If you don't have accurate data, you won't be working at the correct heart rate zone and getting the physiological benefits from your training sessions.

Heart Rate Training Requires a few things to get right.

You'll need a training plan to follow and have total belief in that plan to get started. You have to commit to heart rate training, not pick and choose when to follow it (apart from a few instances, as we'll discuss in heart rate training limitations below). Just because you don't like the numbers you are getting on a particular day doesn't mean you throw it all away.

Each session in your plan will be designed to interact with the others, and you need to do them at the right intensity.

You'll need to have plenty of patience. Physiological change takes time and is not an app you buy on your phone for instant success. Be consistent over a long time, and you will enjoy the results. If you aren't patient and let the training take effect, you won't see results.

Heart Rate Training isn't perfect.

An increase in effort won't have an instant increase in your heart rate number. It takes time for the body to adjust.

On shorter repetitions (1 to 2 minutes long), you might not reach the "correct" heart rate zone until near the end of that repetition. As you progress through the workout, this will change, and you'll be spending more time in the correct zone.
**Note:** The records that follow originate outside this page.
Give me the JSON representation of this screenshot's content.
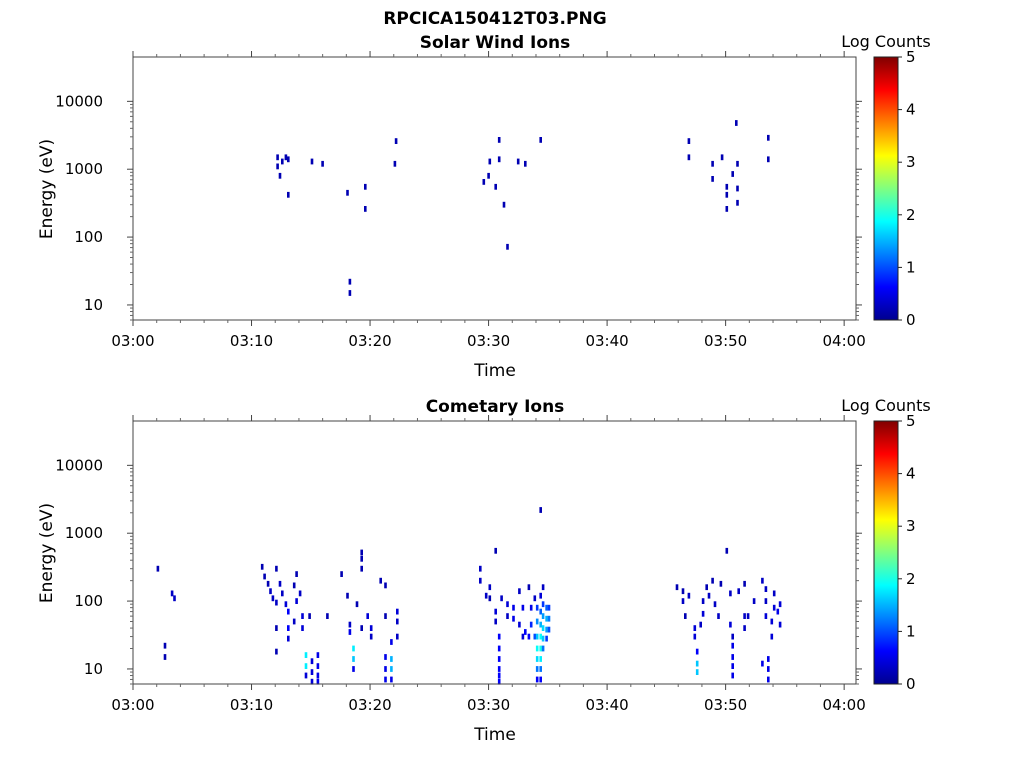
{
  "figure": {
    "suptitle": "RPCICA150412T03.PNG"
  },
  "colormap": [
    "#00008f",
    "#0000ff",
    "#0080ff",
    "#00ffff",
    "#80ff80",
    "#ffff00",
    "#ff8000",
    "#ff0000",
    "#800000"
  ],
  "chart_data": [
    {
      "type": "heatmap",
      "title": "Solar Wind Ions",
      "xlabel": "Time",
      "ylabel": "Energy (eV)",
      "ylog": true,
      "xlim_minutes": [
        0,
        61
      ],
      "ylim": [
        6,
        45000
      ],
      "x_ticks": [
        "03:00",
        "03:10",
        "03:20",
        "03:30",
        "03:40",
        "03:50",
        "04:00"
      ],
      "y_ticks": [
        "10",
        "100",
        "1000",
        "10000"
      ],
      "colorbar": {
        "label": "Log Counts",
        "range": [
          0,
          5
        ],
        "ticks": [
          "0",
          "1",
          "2",
          "3",
          "4",
          "5"
        ]
      },
      "cells": [
        {
          "t": 12.2,
          "e": 1500,
          "v": 0.2
        },
        {
          "t": 12.2,
          "e": 1100,
          "v": 0.2
        },
        {
          "t": 12.4,
          "e": 800,
          "v": 0.2
        },
        {
          "t": 12.6,
          "e": 1300,
          "v": 0.2
        },
        {
          "t": 12.9,
          "e": 1500,
          "v": 0.2
        },
        {
          "t": 13.1,
          "e": 1400,
          "v": 0.2
        },
        {
          "t": 13.1,
          "e": 420,
          "v": 0.2
        },
        {
          "t": 15.1,
          "e": 1300,
          "v": 0.2
        },
        {
          "t": 16.0,
          "e": 1200,
          "v": 0.2
        },
        {
          "t": 18.3,
          "e": 22,
          "v": 0.2
        },
        {
          "t": 18.3,
          "e": 15,
          "v": 0.2
        },
        {
          "t": 18.1,
          "e": 450,
          "v": 0.2
        },
        {
          "t": 19.6,
          "e": 550,
          "v": 0.2
        },
        {
          "t": 19.6,
          "e": 260,
          "v": 0.2
        },
        {
          "t": 22.2,
          "e": 2600,
          "v": 0.2
        },
        {
          "t": 22.1,
          "e": 1200,
          "v": 0.2
        },
        {
          "t": 29.6,
          "e": 650,
          "v": 0.2
        },
        {
          "t": 30.0,
          "e": 800,
          "v": 0.2
        },
        {
          "t": 30.1,
          "e": 1300,
          "v": 0.2
        },
        {
          "t": 30.6,
          "e": 550,
          "v": 0.2
        },
        {
          "t": 30.9,
          "e": 2700,
          "v": 0.2
        },
        {
          "t": 30.9,
          "e": 1400,
          "v": 0.2
        },
        {
          "t": 31.3,
          "e": 300,
          "v": 0.2
        },
        {
          "t": 31.6,
          "e": 72,
          "v": 0.2
        },
        {
          "t": 32.5,
          "e": 1300,
          "v": 0.2
        },
        {
          "t": 33.1,
          "e": 1200,
          "v": 0.2
        },
        {
          "t": 34.4,
          "e": 2700,
          "v": 0.2
        },
        {
          "t": 46.9,
          "e": 2600,
          "v": 0.2
        },
        {
          "t": 46.9,
          "e": 1500,
          "v": 0.2
        },
        {
          "t": 48.9,
          "e": 1200,
          "v": 0.2
        },
        {
          "t": 48.9,
          "e": 720,
          "v": 0.2
        },
        {
          "t": 49.7,
          "e": 1500,
          "v": 0.2
        },
        {
          "t": 50.1,
          "e": 550,
          "v": 0.2
        },
        {
          "t": 50.1,
          "e": 420,
          "v": 0.2
        },
        {
          "t": 50.1,
          "e": 260,
          "v": 0.2
        },
        {
          "t": 50.6,
          "e": 850,
          "v": 0.2
        },
        {
          "t": 51.0,
          "e": 1200,
          "v": 0.2
        },
        {
          "t": 51.0,
          "e": 520,
          "v": 0.2
        },
        {
          "t": 51.0,
          "e": 320,
          "v": 0.2
        },
        {
          "t": 50.9,
          "e": 4800,
          "v": 0.2
        },
        {
          "t": 53.6,
          "e": 2900,
          "v": 0.2
        },
        {
          "t": 53.6,
          "e": 1400,
          "v": 0.2
        }
      ]
    },
    {
      "type": "heatmap",
      "title": "Cometary Ions",
      "xlabel": "Time",
      "ylabel": "Energy (eV)",
      "ylog": true,
      "xlim_minutes": [
        0,
        61
      ],
      "ylim": [
        6,
        45000
      ],
      "x_ticks": [
        "03:00",
        "03:10",
        "03:20",
        "03:30",
        "03:40",
        "03:50",
        "04:00"
      ],
      "y_ticks": [
        "10",
        "100",
        "1000",
        "10000"
      ],
      "colorbar": {
        "label": "Log Counts",
        "range": [
          0,
          5
        ],
        "ticks": [
          "0",
          "1",
          "2",
          "3",
          "4",
          "5"
        ]
      },
      "cells": [
        {
          "t": 2.1,
          "e": 300,
          "v": 0.2
        },
        {
          "t": 2.7,
          "e": 22,
          "v": 0.2
        },
        {
          "t": 2.7,
          "e": 15,
          "v": 0.2
        },
        {
          "t": 3.3,
          "e": 130,
          "v": 0.3
        },
        {
          "t": 3.5,
          "e": 110,
          "v": 0.3
        },
        {
          "t": 10.9,
          "e": 320,
          "v": 0.2
        },
        {
          "t": 11.1,
          "e": 230,
          "v": 0.2
        },
        {
          "t": 11.4,
          "e": 180,
          "v": 0.2
        },
        {
          "t": 11.6,
          "e": 140,
          "v": 0.3
        },
        {
          "t": 11.8,
          "e": 110,
          "v": 0.3
        },
        {
          "t": 12.1,
          "e": 95,
          "v": 0.3
        },
        {
          "t": 12.1,
          "e": 300,
          "v": 0.2
        },
        {
          "t": 12.4,
          "e": 180,
          "v": 0.3
        },
        {
          "t": 12.6,
          "e": 130,
          "v": 0.3
        },
        {
          "t": 12.1,
          "e": 40,
          "v": 0.2
        },
        {
          "t": 12.1,
          "e": 18,
          "v": 0.2
        },
        {
          "t": 12.9,
          "e": 90,
          "v": 0.4
        },
        {
          "t": 13.1,
          "e": 70,
          "v": 0.6
        },
        {
          "t": 13.1,
          "e": 40,
          "v": 0.6
        },
        {
          "t": 13.1,
          "e": 28,
          "v": 0.4
        },
        {
          "t": 13.6,
          "e": 50,
          "v": 0.3
        },
        {
          "t": 13.8,
          "e": 100,
          "v": 0.4
        },
        {
          "t": 13.6,
          "e": 170,
          "v": 0.2
        },
        {
          "t": 13.8,
          "e": 250,
          "v": 0.2
        },
        {
          "t": 14.1,
          "e": 130,
          "v": 0.3
        },
        {
          "t": 14.3,
          "e": 60,
          "v": 0.4
        },
        {
          "t": 14.3,
          "e": 40,
          "v": 0.4
        },
        {
          "t": 14.6,
          "e": 16,
          "v": 1.8
        },
        {
          "t": 14.6,
          "e": 11,
          "v": 1.8
        },
        {
          "t": 14.6,
          "e": 8,
          "v": 0.4
        },
        {
          "t": 15.1,
          "e": 13,
          "v": 0.4
        },
        {
          "t": 15.1,
          "e": 9,
          "v": 0.4
        },
        {
          "t": 15.1,
          "e": 6.5,
          "v": 0.4
        },
        {
          "t": 15.6,
          "e": 16,
          "v": 0.5
        },
        {
          "t": 15.6,
          "e": 11,
          "v": 0.5
        },
        {
          "t": 15.6,
          "e": 8,
          "v": 0.5
        },
        {
          "t": 15.6,
          "e": 6.5,
          "v": 0.5
        },
        {
          "t": 14.9,
          "e": 60,
          "v": 0.2
        },
        {
          "t": 16.4,
          "e": 60,
          "v": 0.2
        },
        {
          "t": 17.6,
          "e": 250,
          "v": 0.2
        },
        {
          "t": 18.1,
          "e": 120,
          "v": 0.2
        },
        {
          "t": 18.3,
          "e": 45,
          "v": 0.3
        },
        {
          "t": 18.3,
          "e": 35,
          "v": 0.5
        },
        {
          "t": 18.6,
          "e": 20,
          "v": 1.8
        },
        {
          "t": 18.6,
          "e": 14,
          "v": 1.6
        },
        {
          "t": 18.6,
          "e": 10,
          "v": 0.5
        },
        {
          "t": 19.3,
          "e": 520,
          "v": 0.2
        },
        {
          "t": 19.3,
          "e": 420,
          "v": 0.2
        },
        {
          "t": 19.3,
          "e": 300,
          "v": 0.2
        },
        {
          "t": 18.9,
          "e": 90,
          "v": 0.2
        },
        {
          "t": 19.3,
          "e": 40,
          "v": 0.2
        },
        {
          "t": 19.8,
          "e": 60,
          "v": 0.4
        },
        {
          "t": 20.1,
          "e": 40,
          "v": 0.4
        },
        {
          "t": 20.1,
          "e": 30,
          "v": 0.3
        },
        {
          "t": 20.9,
          "e": 200,
          "v": 0.2
        },
        {
          "t": 21.3,
          "e": 170,
          "v": 0.2
        },
        {
          "t": 21.3,
          "e": 60,
          "v": 0.2
        },
        {
          "t": 21.3,
          "e": 15,
          "v": 0.5
        },
        {
          "t": 21.3,
          "e": 10,
          "v": 0.5
        },
        {
          "t": 21.3,
          "e": 7,
          "v": 0.5
        },
        {
          "t": 21.8,
          "e": 25,
          "v": 0.5
        },
        {
          "t": 21.8,
          "e": 14,
          "v": 1.5
        },
        {
          "t": 21.8,
          "e": 10,
          "v": 1.5
        },
        {
          "t": 21.8,
          "e": 7,
          "v": 0.5
        },
        {
          "t": 22.3,
          "e": 70,
          "v": 0.4
        },
        {
          "t": 22.3,
          "e": 50,
          "v": 0.3
        },
        {
          "t": 22.3,
          "e": 30,
          "v": 0.3
        },
        {
          "t": 29.3,
          "e": 300,
          "v": 0.3
        },
        {
          "t": 29.3,
          "e": 200,
          "v": 0.3
        },
        {
          "t": 29.8,
          "e": 120,
          "v": 0.3
        },
        {
          "t": 30.1,
          "e": 160,
          "v": 0.3
        },
        {
          "t": 30.1,
          "e": 110,
          "v": 0.2
        },
        {
          "t": 30.6,
          "e": 550,
          "v": 0.2
        },
        {
          "t": 30.6,
          "e": 70,
          "v": 0.4
        },
        {
          "t": 30.6,
          "e": 50,
          "v": 0.3
        },
        {
          "t": 30.9,
          "e": 30,
          "v": 0.6
        },
        {
          "t": 30.9,
          "e": 20,
          "v": 0.6
        },
        {
          "t": 30.9,
          "e": 14,
          "v": 0.6
        },
        {
          "t": 30.9,
          "e": 10,
          "v": 0.6
        },
        {
          "t": 30.9,
          "e": 8,
          "v": 0.6
        },
        {
          "t": 30.9,
          "e": 6.5,
          "v": 0.6
        },
        {
          "t": 31.1,
          "e": 110,
          "v": 0.3
        },
        {
          "t": 31.6,
          "e": 90,
          "v": 0.4
        },
        {
          "t": 31.6,
          "e": 60,
          "v": 0.3
        },
        {
          "t": 32.1,
          "e": 80,
          "v": 0.5
        },
        {
          "t": 32.1,
          "e": 55,
          "v": 0.5
        },
        {
          "t": 32.6,
          "e": 140,
          "v": 0.3
        },
        {
          "t": 32.6,
          "e": 45,
          "v": 0.4
        },
        {
          "t": 32.9,
          "e": 80,
          "v": 0.5
        },
        {
          "t": 32.9,
          "e": 30,
          "v": 0.4
        },
        {
          "t": 33.1,
          "e": 35,
          "v": 0.6
        },
        {
          "t": 33.4,
          "e": 160,
          "v": 0.2
        },
        {
          "t": 33.4,
          "e": 30,
          "v": 0.6
        },
        {
          "t": 33.6,
          "e": 80,
          "v": 0.5
        },
        {
          "t": 33.6,
          "e": 45,
          "v": 0.8
        },
        {
          "t": 33.9,
          "e": 110,
          "v": 0.3
        },
        {
          "t": 33.9,
          "e": 30,
          "v": 1.0
        },
        {
          "t": 34.1,
          "e": 80,
          "v": 0.9
        },
        {
          "t": 34.1,
          "e": 50,
          "v": 1.3
        },
        {
          "t": 34.1,
          "e": 30,
          "v": 1.6
        },
        {
          "t": 34.1,
          "e": 20,
          "v": 1.9
        },
        {
          "t": 34.1,
          "e": 14,
          "v": 1.7
        },
        {
          "t": 34.1,
          "e": 10,
          "v": 1.2
        },
        {
          "t": 34.1,
          "e": 7,
          "v": 0.6
        },
        {
          "t": 34.4,
          "e": 2200,
          "v": 0.2
        },
        {
          "t": 34.4,
          "e": 120,
          "v": 0.4
        },
        {
          "t": 34.4,
          "e": 70,
          "v": 1.1
        },
        {
          "t": 34.4,
          "e": 45,
          "v": 1.5
        },
        {
          "t": 34.4,
          "e": 30,
          "v": 1.9
        },
        {
          "t": 34.4,
          "e": 20,
          "v": 2.0
        },
        {
          "t": 34.4,
          "e": 14,
          "v": 1.8
        },
        {
          "t": 34.4,
          "e": 10,
          "v": 1.2
        },
        {
          "t": 34.4,
          "e": 7,
          "v": 0.6
        },
        {
          "t": 34.6,
          "e": 160,
          "v": 0.3
        },
        {
          "t": 34.6,
          "e": 90,
          "v": 0.9
        },
        {
          "t": 34.6,
          "e": 60,
          "v": 1.4
        },
        {
          "t": 34.6,
          "e": 40,
          "v": 1.7
        },
        {
          "t": 34.6,
          "e": 28,
          "v": 1.6
        },
        {
          "t": 34.6,
          "e": 20,
          "v": 1.2
        },
        {
          "t": 34.9,
          "e": 80,
          "v": 1.1
        },
        {
          "t": 34.9,
          "e": 55,
          "v": 1.5
        },
        {
          "t": 34.9,
          "e": 38,
          "v": 1.4
        },
        {
          "t": 34.9,
          "e": 28,
          "v": 0.9
        },
        {
          "t": 35.1,
          "e": 80,
          "v": 0.9
        },
        {
          "t": 35.1,
          "e": 55,
          "v": 1.2
        },
        {
          "t": 35.1,
          "e": 38,
          "v": 1.0
        },
        {
          "t": 45.9,
          "e": 160,
          "v": 0.2
        },
        {
          "t": 46.4,
          "e": 140,
          "v": 0.2
        },
        {
          "t": 46.4,
          "e": 100,
          "v": 0.3
        },
        {
          "t": 46.6,
          "e": 60,
          "v": 0.2
        },
        {
          "t": 46.9,
          "e": 120,
          "v": 0.3
        },
        {
          "t": 47.4,
          "e": 40,
          "v": 0.4
        },
        {
          "t": 47.4,
          "e": 30,
          "v": 0.4
        },
        {
          "t": 47.6,
          "e": 12,
          "v": 1.6
        },
        {
          "t": 47.6,
          "e": 9,
          "v": 1.6
        },
        {
          "t": 47.6,
          "e": 18,
          "v": 0.6
        },
        {
          "t": 47.9,
          "e": 45,
          "v": 0.3
        },
        {
          "t": 48.1,
          "e": 100,
          "v": 0.3
        },
        {
          "t": 48.1,
          "e": 65,
          "v": 0.4
        },
        {
          "t": 48.4,
          "e": 160,
          "v": 0.2
        },
        {
          "t": 48.6,
          "e": 120,
          "v": 0.3
        },
        {
          "t": 48.9,
          "e": 200,
          "v": 0.2
        },
        {
          "t": 49.1,
          "e": 90,
          "v": 0.3
        },
        {
          "t": 49.4,
          "e": 60,
          "v": 0.3
        },
        {
          "t": 49.6,
          "e": 180,
          "v": 0.2
        },
        {
          "t": 50.1,
          "e": 550,
          "v": 0.2
        },
        {
          "t": 50.4,
          "e": 130,
          "v": 0.3
        },
        {
          "t": 50.4,
          "e": 45,
          "v": 0.4
        },
        {
          "t": 50.6,
          "e": 30,
          "v": 0.3
        },
        {
          "t": 50.6,
          "e": 22,
          "v": 0.5
        },
        {
          "t": 50.6,
          "e": 15,
          "v": 0.5
        },
        {
          "t": 50.6,
          "e": 11,
          "v": 0.5
        },
        {
          "t": 50.6,
          "e": 8,
          "v": 0.5
        },
        {
          "t": 51.1,
          "e": 140,
          "v": 0.3
        },
        {
          "t": 51.6,
          "e": 180,
          "v": 0.2
        },
        {
          "t": 51.6,
          "e": 60,
          "v": 0.3
        },
        {
          "t": 51.6,
          "e": 40,
          "v": 0.3
        },
        {
          "t": 51.9,
          "e": 60,
          "v": 0.3
        },
        {
          "t": 52.4,
          "e": 100,
          "v": 0.3
        },
        {
          "t": 53.1,
          "e": 200,
          "v": 0.3
        },
        {
          "t": 53.1,
          "e": 12,
          "v": 0.5
        },
        {
          "t": 53.4,
          "e": 150,
          "v": 0.3
        },
        {
          "t": 53.4,
          "e": 100,
          "v": 0.3
        },
        {
          "t": 53.4,
          "e": 60,
          "v": 0.4
        },
        {
          "t": 53.6,
          "e": 14,
          "v": 0.5
        },
        {
          "t": 53.6,
          "e": 10,
          "v": 0.5
        },
        {
          "t": 53.6,
          "e": 7,
          "v": 0.5
        },
        {
          "t": 53.9,
          "e": 50,
          "v": 0.4
        },
        {
          "t": 53.9,
          "e": 30,
          "v": 0.4
        },
        {
          "t": 54.1,
          "e": 130,
          "v": 0.3
        },
        {
          "t": 54.1,
          "e": 80,
          "v": 0.4
        },
        {
          "t": 54.4,
          "e": 70,
          "v": 0.5
        },
        {
          "t": 54.6,
          "e": 90,
          "v": 0.4
        },
        {
          "t": 54.6,
          "e": 45,
          "v": 0.4
        }
      ]
    }
  ]
}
When working in upper heart rate zones (Zone 5, you might use some pace values to complement the training.

If my session was 1km reps at 10km pace, I'd take my 10km time, work out how long each kilometre would take, and aim to run that for the reps.
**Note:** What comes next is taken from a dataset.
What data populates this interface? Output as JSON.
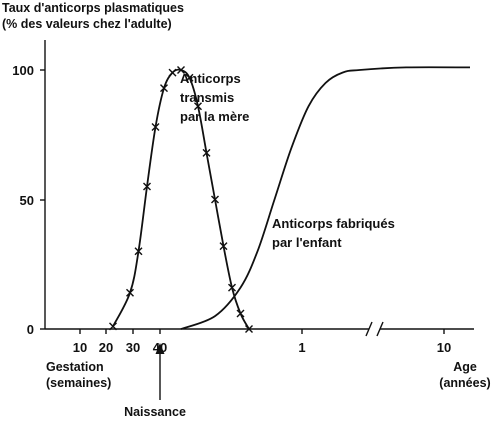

I'd then use Heart Rate to make sure I wasn't running too hard for 10km effort. Keeping in mind that it will take a few reps to get into the correct zone.

I won't look to be in the correct Heart Rate zone on a more extended threshold session (8 to 10 minutes) until at least a few minutes into the first rep. If I tried to get to the correct number over the first 30 seconds, I'd be running way too fast!

You don't need to train to heart rate, and some of the best runners in the world don't. However, we've seen real benefits for the athletes we have coached.